Les négociations in fine seront probablement signées par les deux gouvernements parce qu'il s'agit de questions de souveraineté, mais cela n'empêche pas que le peuple chagossien soit au centre de ces négociations parce que c'est lui le peuple autochtone.
Les actions judiciaires prennent du temps. Alors que cette année marque les 50 ans de la fin de la déportation des Chagossiens, quelle est la recommandation la plus rapide à appliquer ?
C'est d'avoir la décence politique de la part du Royaume-Uni d'octroyer le droit de retour immédiat aux Chagossiens. La même chose du côté des États-Unis. On n'a pas besoin des tribunaux ; c'est simplement une question de volonté politique.
Quelle est la prochaine étape après la publication du rapport ?
Notre travail ne s'arrête pas là. Il y a toute une partie de plaidoyers pour maintenir la pression sur les gouvernements. Nous allons continuer de surveiller à distance les négociations entre le Royaume-Uni et Maurice pour nous assurer que le peuple chagossien soit bien consulté. Et travailler sur d'autres opportunités par le biais des Nations unies, de l'Union africaine, de la Cour pénale internationale. Ce plaidoyer va continuer jusqu'au moment - que nous espérons pas trop lointain - où le peuple chagossien sera de retour dans les îles, Diego Garcia incluse.
Crime contre l'humanité. Que recommande HRW?
"C'est là que le cauchemar a commencé." Titre du rapport de HRW, lancé hier, concernant le "déplacement forcé des Chagossiens par le Royaume-Uni et les États-Unis et persistance des crimes coloniaux". Ce rapport conclut que "le déplacement forcé des Chagossiens et les violations qui persistent à leur encontre aujourd'hui constituent des crimes contre l'humanité commis par une puissance coloniale contre un peuple autochtone (... ) Cette domination coloniale a été bâtie sur un racisme systématique ainsi que sur la discrimination des Chagossiens pour des motifs ethniques et raciaux". Après un constat détaillé de toute la question chagossienne depuis les années 1960, HRW émet une série de recommandations aux gouvernements mauricien, britannique, américain et indien.
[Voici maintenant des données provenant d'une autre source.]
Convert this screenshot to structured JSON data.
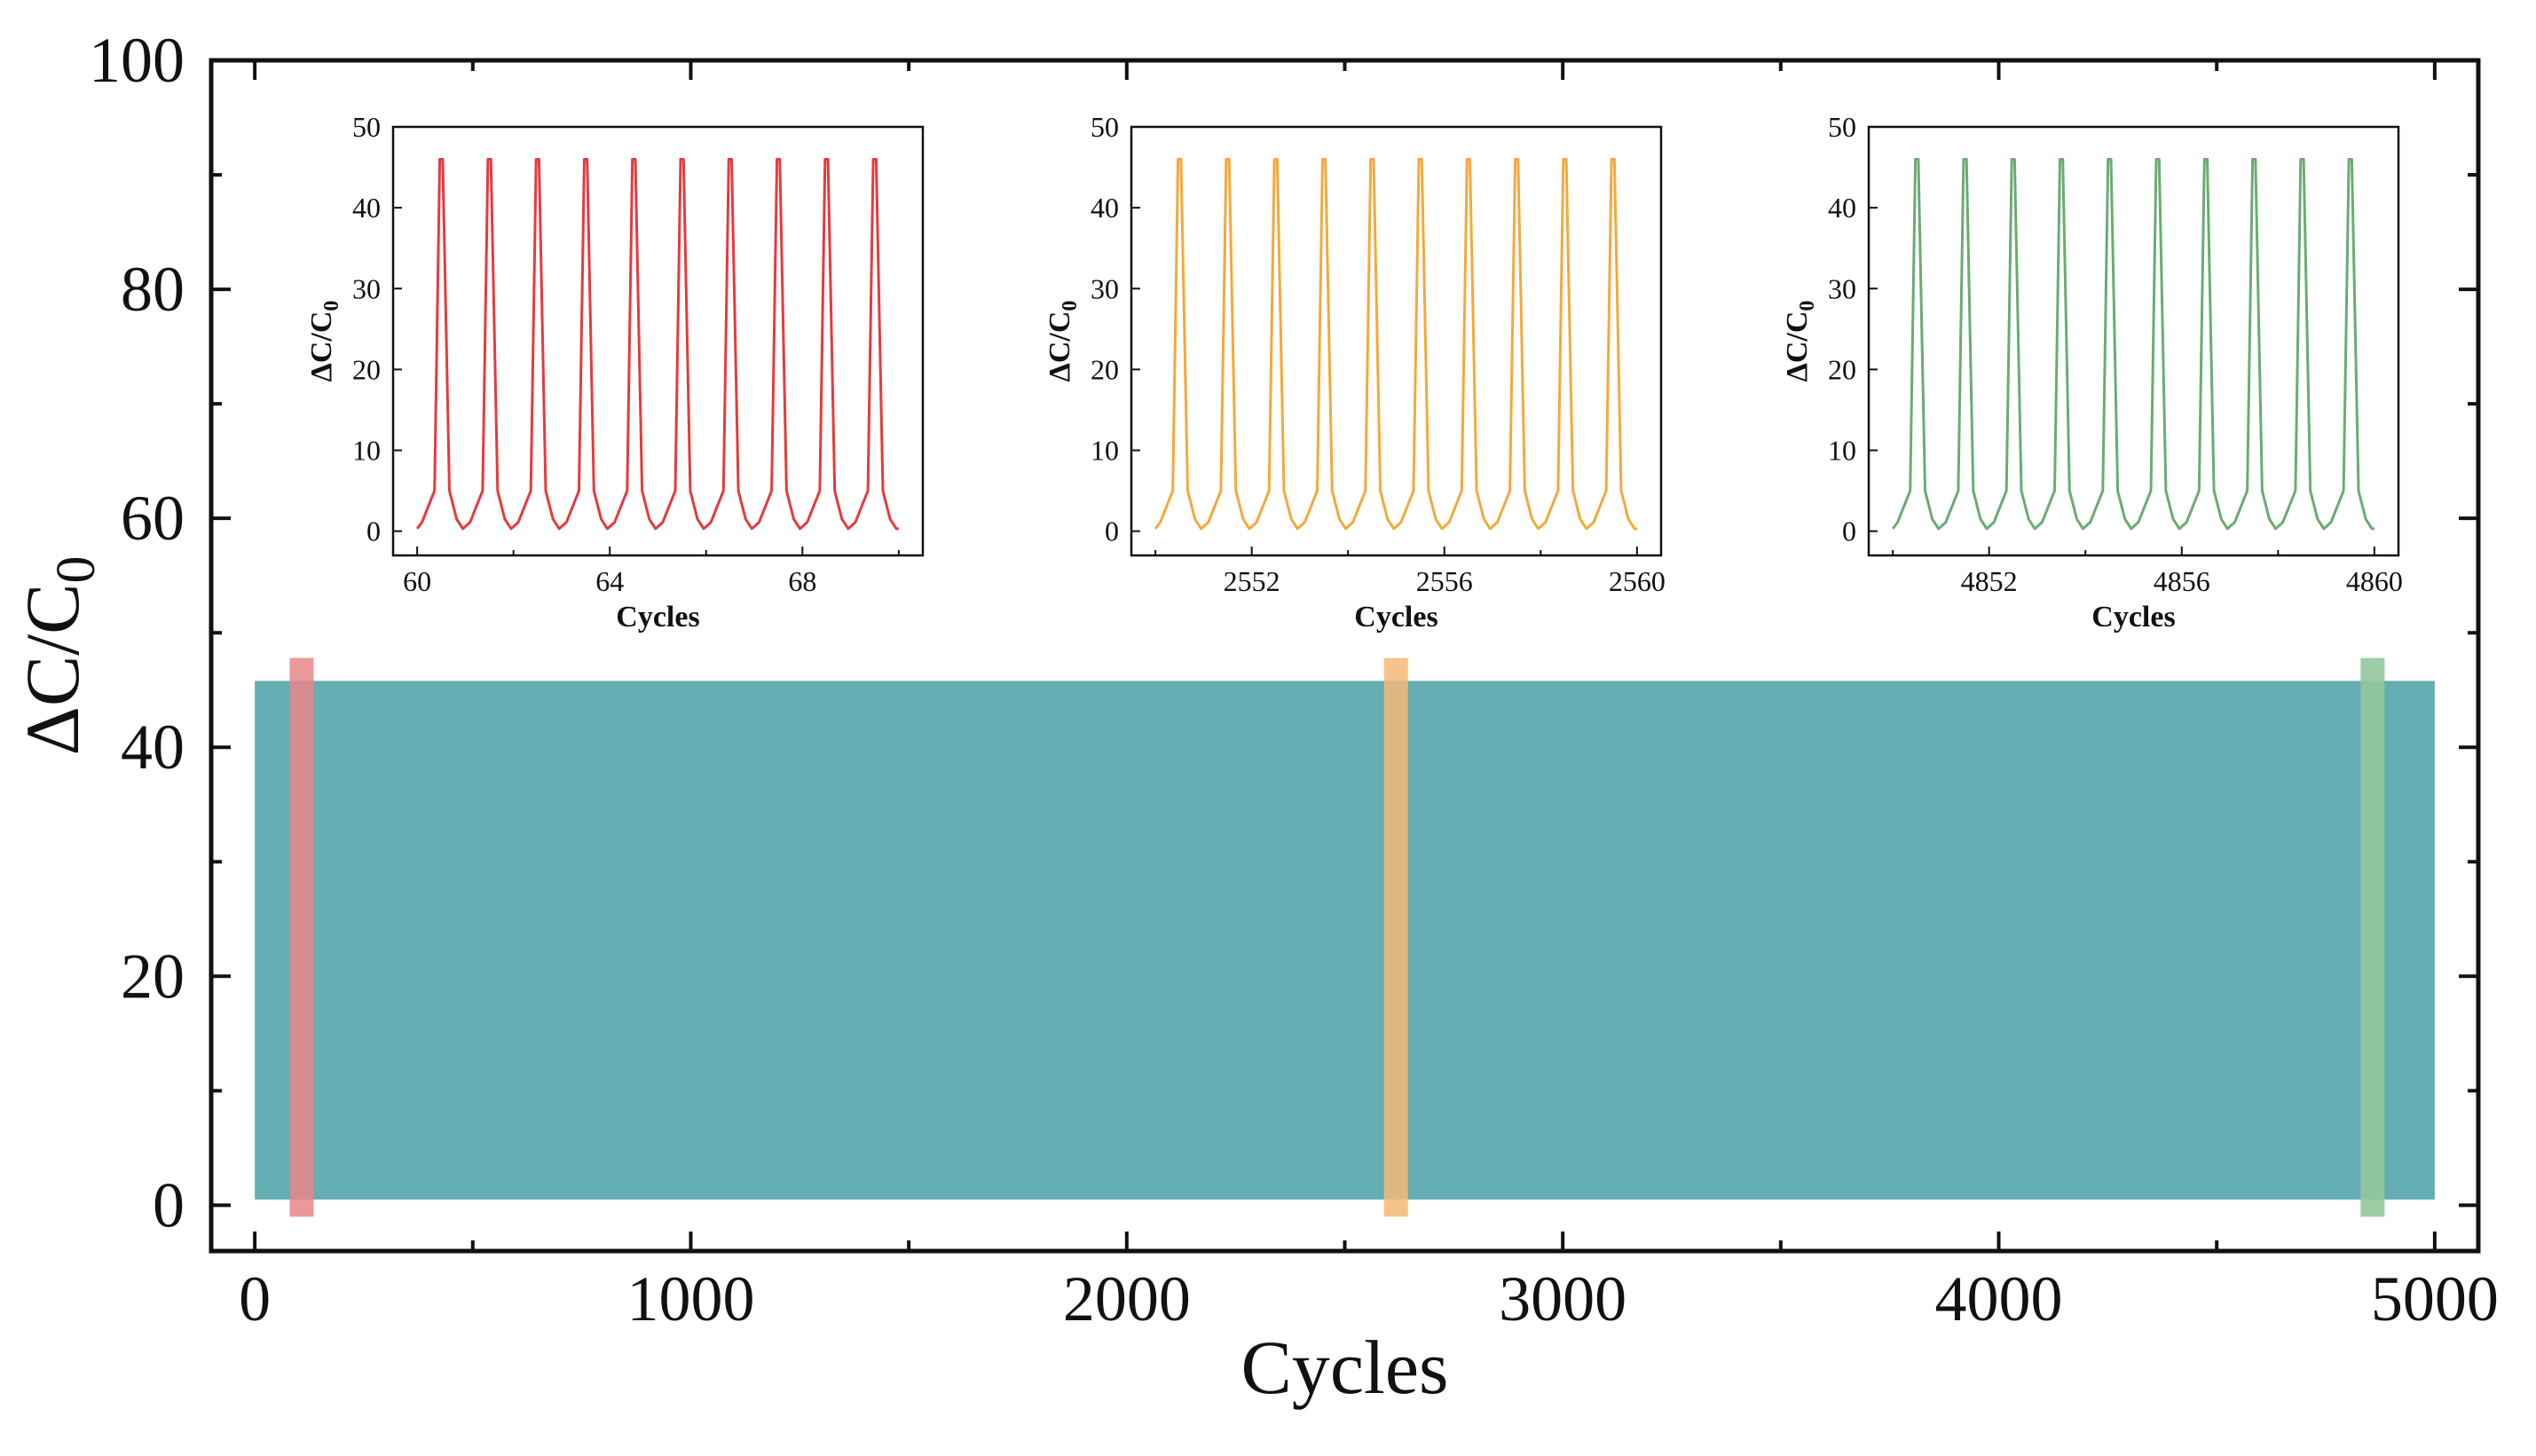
{
  "chart_data": [
    {
      "id": "main",
      "type": "area",
      "description": "Dense oscillating signal over 5000 cycles, appearing as a filled band",
      "xlabel": "Cycles",
      "ylabel_main": "ΔC/C",
      "ylabel_sub": "0",
      "xlim": [
        -100,
        5100
      ],
      "ylim": [
        -4,
        100
      ],
      "xticks": [
        0,
        1000,
        2000,
        3000,
        4000,
        5000
      ],
      "xminor": [
        500,
        1500,
        2500,
        3500,
        4500
      ],
      "yticks": [
        0,
        20,
        40,
        60,
        80,
        100
      ],
      "yminor": [
        10,
        30,
        50,
        70,
        90
      ],
      "band": {
        "x_start": 0,
        "x_end": 5000,
        "y_min": 0.5,
        "y_max": 45.8,
        "color": "#64adb3"
      },
      "highlights": [
        {
          "x_start": 80,
          "x_end": 135,
          "y_min": -1,
          "y_max": 47.8,
          "color": "#e8868a",
          "opacity": 0.85
        },
        {
          "x_start": 2590,
          "x_end": 2645,
          "y_min": -1,
          "y_max": 47.8,
          "color": "#f5b877",
          "opacity": 0.85
        },
        {
          "x_start": 4830,
          "x_end": 4885,
          "y_min": -1,
          "y_max": 47.8,
          "color": "#93c69b",
          "opacity": 0.9
        }
      ]
    },
    {
      "id": "inset-1",
      "type": "line",
      "color": "#e8393d",
      "xlabel": "Cycles",
      "ylabel_main": "ΔC/C",
      "ylabel_sub": "0",
      "xlim": [
        59.5,
        70.5
      ],
      "ylim": [
        -3,
        50
      ],
      "xticks": [
        60,
        64,
        68
      ],
      "xminor": [
        62,
        66,
        70
      ],
      "yticks": [
        0,
        10,
        20,
        30,
        40,
        50
      ],
      "peaks": [
        60.5,
        61.5,
        62.5,
        63.5,
        64.5,
        65.5,
        66.5,
        67.5,
        68.5,
        69.5
      ],
      "peak_value": 46,
      "baseline_value": 0.3,
      "shoulder_value": 5,
      "x_start": 60,
      "x_end": 70
    },
    {
      "id": "inset-2",
      "type": "line",
      "color": "#f5a83a",
      "xlabel": "Cycles",
      "ylabel_main": "ΔC/C",
      "ylabel_sub": "0",
      "xlim": [
        2549.5,
        2560.5
      ],
      "ylim": [
        -3,
        50
      ],
      "xticks": [
        2552,
        2556,
        2560
      ],
      "xminor": [
        2550,
        2554,
        2558
      ],
      "yticks": [
        0,
        10,
        20,
        30,
        40,
        50
      ],
      "peaks": [
        2550.5,
        2551.5,
        2552.5,
        2553.5,
        2554.5,
        2555.5,
        2556.5,
        2557.5,
        2558.5,
        2559.5
      ],
      "peak_value": 46,
      "baseline_value": 0.3,
      "shoulder_value": 5,
      "x_start": 2550,
      "x_end": 2560
    },
    {
      "id": "inset-3",
      "type": "line",
      "color": "#6aab74",
      "xlabel": "Cycles",
      "ylabel_main": "ΔC/C",
      "ylabel_sub": "0",
      "xlim": [
        4849.5,
        4860.5
      ],
      "ylim": [
        -3,
        50
      ],
      "xticks": [
        4852,
        4856,
        4860
      ],
      "xminor": [
        4850,
        4854,
        4858
      ],
      "yticks": [
        0,
        10,
        20,
        30,
        40,
        50
      ],
      "peaks": [
        4850.5,
        4851.5,
        4852.5,
        4853.5,
        4854.5,
        4855.5,
        4856.5,
        4857.5,
        4858.5,
        4859.5
      ],
      "peak_value": 46,
      "baseline_value": 0.3,
      "shoulder_value": 5,
      "x_start": 4850,
      "x_end": 4860
    }
  ]
}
Recommandations pour Maurice
HRW demande que l'État répète publiquement son soutien au droit de retour des Chagossiens, peu importe leur nationalité ; lqu'il exprime publiquement son soutien à des mesures de réparations des préjudices subis par les Chagossiens, de la part des gouvernements du Royaume-Uni et des États-Unis ; et qu'il demande publiquement que les individus responsables de crimes contre l'humanité commis contre le peuple chagossien soient tenus de rendre des comptes.
Recommandations aux Britanniques
Parmi les recommandations:
Des excuses "complètes et sans réserves" du roi Charles III au peuple chagossien pour les crimes et abus commis par le Royaume-Uni, avec la garantie d'une "pleine réparation" des préjudices subis et que de telles "exactions" ne se reproduiront pas ; et fournir une compensation à tous les Chagossiens "où qu'ils se trouvent dans le monde, pour les préjudices subis depuis 1965".
Recommandations aux Américains
Parmi les recommandations:
En plus des excuses et des réparations, qu'ils "lèvent immédiatement toutes les restrictions légales qui subsistent et encouragent publiquement les Chagossiens à travailler à la base militaire de Diego Garcia et leur permettre de faire venir leur famille pour y vivre".